Quedan pocos días para cerrar 2015, un año que sumaría unos 227.000 casos nuevos de cáncer en España, según datos publicados por la Sociedad Española de Oncología Médica (SEOM). Estas cifras unidas a la introducción en el mercado de nuevos tratamientos junto con el aumento de los precios han avivado, aún más si cabe, el debate sobre el papel de los biosimilares.
Desde que en 2006 Europa diera ‘luz verde’ a la somatropina, otros medicamentos biosimilares como la eritropoyetina recombinante humana (epoetina) y el factor estimulante de colonias de granulocitos humano recombinante (filgrastim) han sido ampliamente usados en oncología, principalmente como adyuvantes en la anemia y la neutropenia inducida por la quimioterapia y la radioterapia.
A esta experiencia, se suma la pérdida de patente en los próximos años de varios medicamentos biológicos usados regularmente en esta especialidad: rituximab, trastuzumab y bevacizumab entre otros.
La principal ventaja que supone la comercialización de biosimilares de anticuerpos monoclonales es la introducción de competencia en el mercado con el consecuente ahorro de costes en los tratamientos de esta área, todo ello contando con las garantías de la Agencia Europea del Medicamento (EMA).
Según el estudio ‘Análisis de los costes indirectos: el caso del cáncer’ elaborado por la Fundación Gaspar Casal y hecho público recientemente, los costes totales del cáncer para el Sistema Nacional de Salud ascienden a 6.000 millones de euros anuales.

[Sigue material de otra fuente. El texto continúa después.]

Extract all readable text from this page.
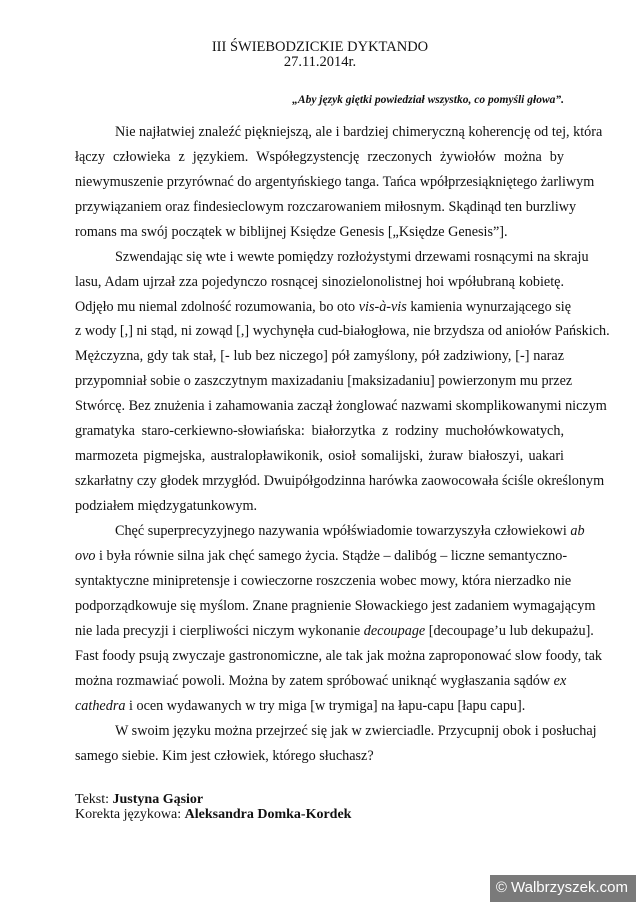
III ŚWIEBODZICKIE DYKTANDO
27.11.2014r.
„Aby język giętki powiedział wszystko, co pomyśli głowa”.
Nie najłatwiej znaleźć piękniejszą, ale i bardziej chimeryczną koherencję od tej, która
łączy człowieka z językiem. Współegzystencję rzeczonych żywiołów można by
niewymuszenie przyrównać do argentyńskiego tanga. Tańca wpółprzesiąkniętego żarliwym
przywiązaniem oraz findesieclowym rozczarowaniem miłosnym. Skądinąd ten burzliwy
romans ma swój początek w biblijnej Księdze Genesis [„Księdze Genesis”].
Szwendając się wte i wewte pomiędzy rozłożystymi drzewami rosnącymi na skraju
lasu, Adam ujrzał zza pojedynczo rosnącej sinozielonolistnej hoi wpółubraną kobietę.
Odjęło mu niemal zdolność rozumowania, bo oto vis-à-vis kamienia wynurzającego się
z wody [,] ni stąd, ni zowąd [,] wychynęła cud-białogłowa, nie brzydsza od aniołów Pańskich.
Mężczyzna, gdy tak stał, [- lub bez niczego] pół zamyślony, pół zadziwiony, [-] naraz
przypomniał sobie o zaszczytnym maxizadaniu [maksizadaniu] powierzonym mu przez
Stwórcę. Bez znużenia i zahamowania zaczął żonglować nazwami skomplikowanymi niczym
gramatyka staro-cerkiewno-słowiańska: białorzytka z rodziny muchołówkowatych,
marmozeta pigmejska, australopławikonik, osioł somalijski, żuraw białoszyi, uakari
szkarłatny czy głodek mrzygłód. Dwuipółgodzinna harówka zaowocowała ściśle określonym
podziałem międzygatunkowym.
Chęć superprecyzyjnego nazywania wpółświadomie towarzyszyła człowiekowi ab
ovo i była równie silna jak chęć samego życia. Stądże – dalibóg – liczne semantyczno-
syntaktyczne minipretensje i cowieczorne roszczenia wobec mowy, która nierzadko nie
podporządkowuje się myślom. Znane pragnienie Słowackiego jest zadaniem wymagającym
nie lada precyzji i cierpliwości niczym wykonanie decoupage [decoupage’u lub dekupażu].
Fast foody psują zwyczaje gastronomiczne, ale tak jak można zaproponować slow foody, tak
można rozmawiać powoli. Można by zatem spróbować uniknąć wygłaszania sądów ex
cathedra i ocen wydawanych w try miga [w trymiga] na łapu-capu [łapu capu].
W swoim języku można przejrzeć się jak w zwierciadle. Przycupnij obok i posłuchaj
samego siebie. Kim jest człowiek, którego słuchasz?
Tekst: Justyna Gąsior
Korekta językowa: Aleksandra Domka-Kordek
© Walbrzyszek.com
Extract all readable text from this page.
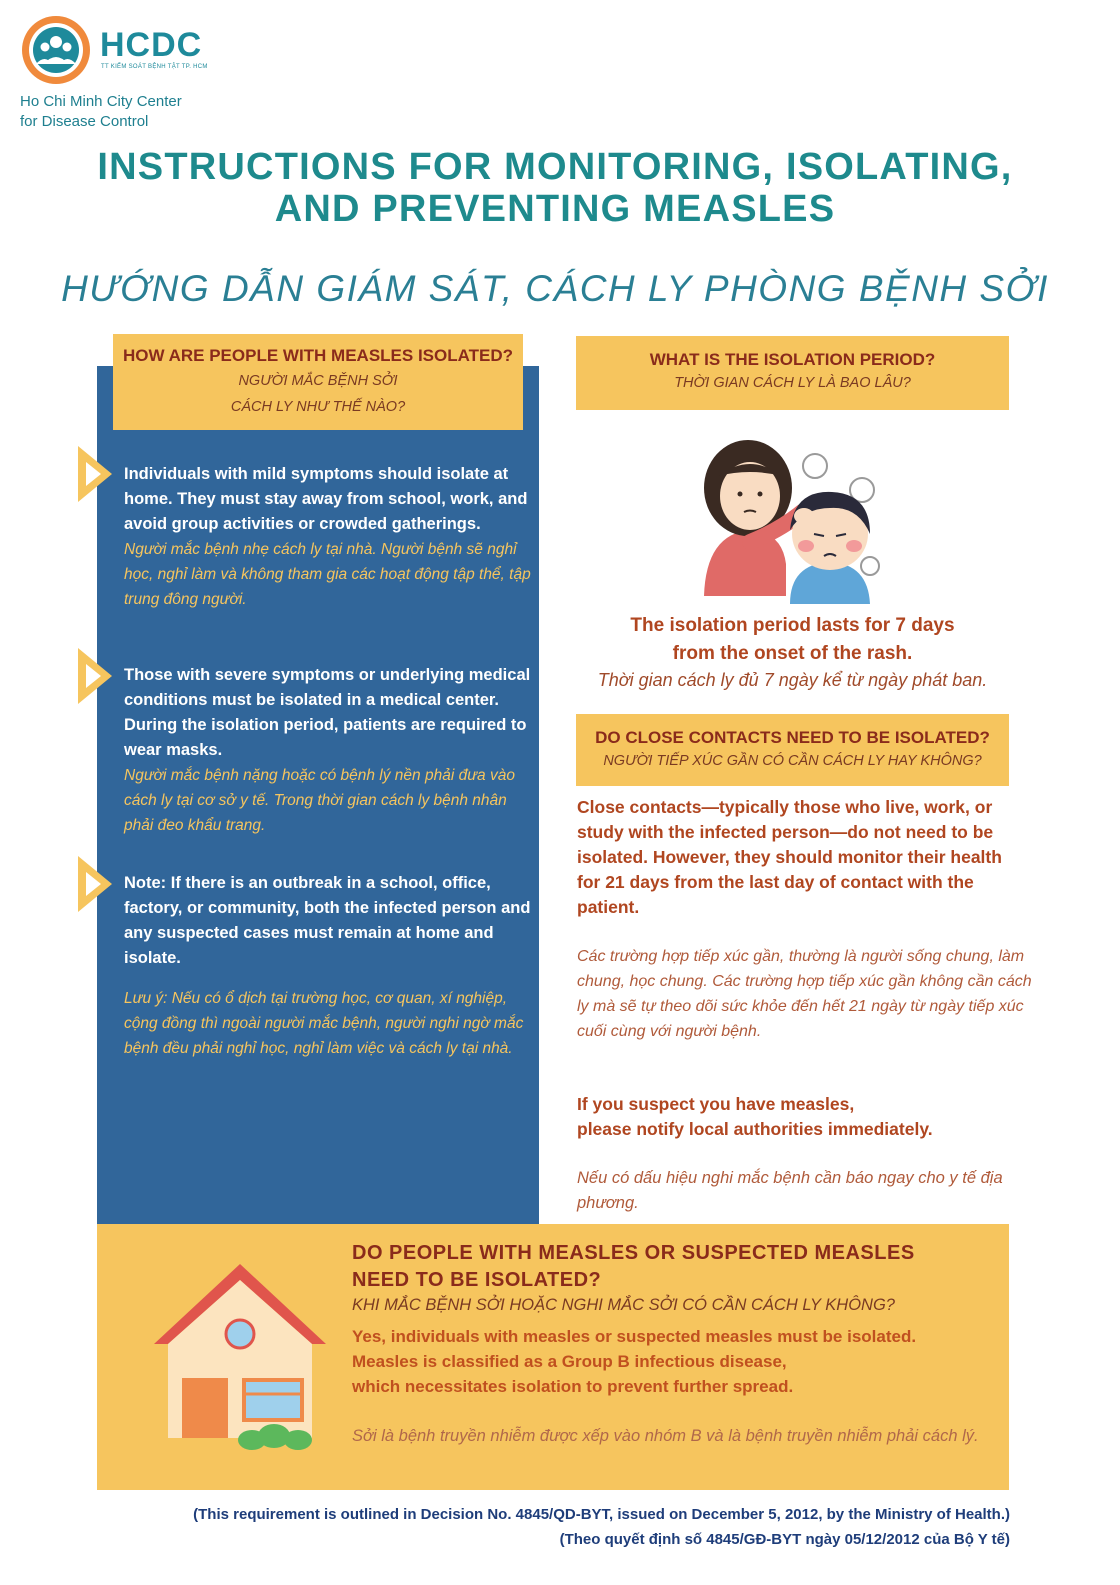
HCDC
TT KIỂM SOÁT BỆNH TẬT TP. HCM
Ho Chi Minh City Center
for Disease Control
INSTRUCTIONS FOR MONITORING, ISOLATING,
AND PREVENTING MEASLES
HƯỚNG DẪN GIÁM SÁT, CÁCH LY PHÒNG BỆNH SỞI
HOW ARE PEOPLE WITH MEASLES ISOLATED?
NGƯỜI MẮC BỆNH SỞI
CÁCH LY NHƯ THẾ NÀO?
Individuals with mild symptoms should isolate at home. They must stay away from school, work, and avoid group activities or crowded gatherings.
Người mắc bệnh nhẹ cách ly tại nhà. Người bệnh sẽ nghỉ học, nghỉ làm và không tham gia các hoạt động tập thể, tập trung đông người.
Those with severe symptoms or underlying medical conditions must be isolated in a medical center. During the isolation period, patients are required to wear masks.
Người mắc bệnh nặng hoặc có bệnh lý nền phải đưa vào cách ly tại cơ sở y tế. Trong thời gian cách ly bệnh nhân phải đeo khẩu trang.
Note: If there is an outbreak in a school, office, factory, or community, both the infected person and any suspected cases must remain at home and isolate.
Lưu ý: Nếu có ổ dịch tại trường học, cơ quan, xí nghiệp, cộng đồng thì ngoài người mắc bệnh, người nghi ngờ mắc bệnh đều phải nghỉ học, nghỉ làm việc và cách ly tại nhà.
WHAT IS THE ISOLATION PERIOD?
THỜI GIAN CÁCH LY LÀ BAO LÂU?
The isolation period lasts for 7 days
from the onset of the rash.
Thời gian cách ly đủ 7 ngày kể từ ngày phát ban.
DO CLOSE CONTACTS NEED TO BE ISOLATED?
NGƯỜI TIẾP XÚC GẦN CÓ CẦN CÁCH LY HAY KHÔNG?
Close contacts—typically those who live, work, or study with the infected person—do not need to be isolated. However, they should monitor their health for 21 days from the last day of contact with the patient.
Các trường hợp tiếp xúc gần, thường là người sống chung, làm chung, học chung. Các trường hợp tiếp xúc gần không cần cách ly mà sẽ tự theo dõi sức khỏe đến hết 21 ngày từ ngày tiếp xúc cuối cùng với người bệnh.
If you suspect you have measles,
please notify local authorities immediately.
Nếu có dấu hiệu nghi mắc bệnh cần báo ngay cho y tế địa phương.
DO PEOPLE WITH MEASLES OR SUSPECTED MEASLES
NEED TO BE ISOLATED?
KHI MẮC BỆNH SỞI HOẶC NGHI MẮC SỞI CÓ CẦN CÁCH LY KHÔNG?
Yes, individuals with measles or suspected measles must be isolated.
Measles is classified as a Group B infectious disease,
which necessitates isolation to prevent further spread.
Sởi là bệnh truyền nhiễm được xếp vào nhóm B và là bệnh truyền nhiễm phải cách lý.
(This requirement is outlined in Decision No. 4845/QD-BYT, issued on December 5, 2012, by the Ministry of Health.)
(Theo quyết định số 4845/GĐ-BYT ngày 05/12/2012 của Bộ Y tế)
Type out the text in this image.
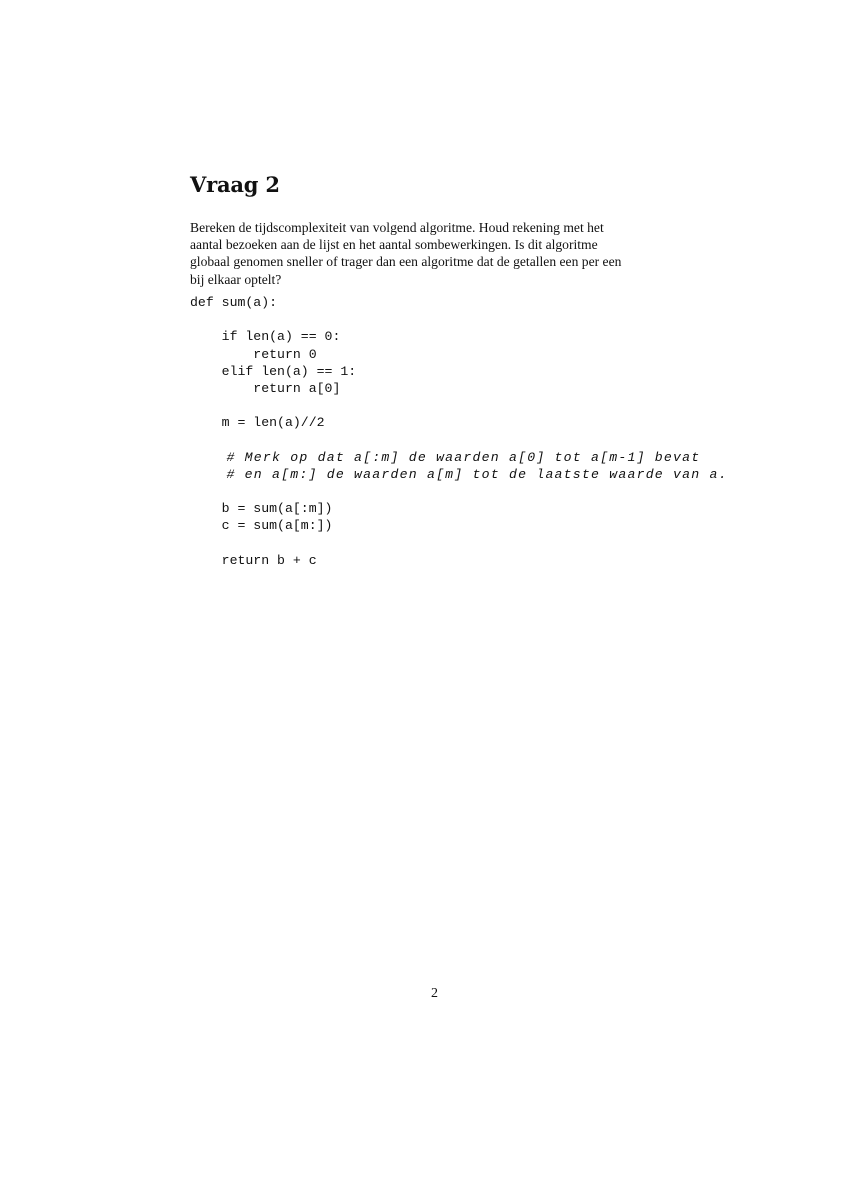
Vraag 2
Bereken de tijdscomplexiteit van volgend algoritme. Houd rekening met het
aantal bezoeken aan de lijst en het aantal sombewerkingen. Is dit algoritme
globaal genomen sneller of trager dan een algoritme dat de getallen een per een
bij elkaar optelt?
def sum(a):
if len(a) == 0:
return 0
elif len(a) == 1:
return a[0]
m = len(a)//2
# Merk op dat a[:m] de waarden a[0] tot a[m-1] bevat
# en a[m:] de waarden a[m] tot de laatste waarde van a.
b = sum(a[:m])
c = sum(a[m:])
return b + c
2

Ante este incremento de casos y costes en un entorno en el que los recursos son limitados, la necesidad de introducir medidas que garanticen la equidad y accesibilidad de los pacientes a los tratamientos oncológicos es una prioridad.
No obstante, cabe destacar que en oncología la aplicación de los medicamentos biosimilares no es nueva. Además, cuenta con las pertinentes garantías de calidad, seguridad y eficacia y se presenta como una solución viable para la sostenibilidad del sistema sin comprometer la calidad de la asistencia oncológica.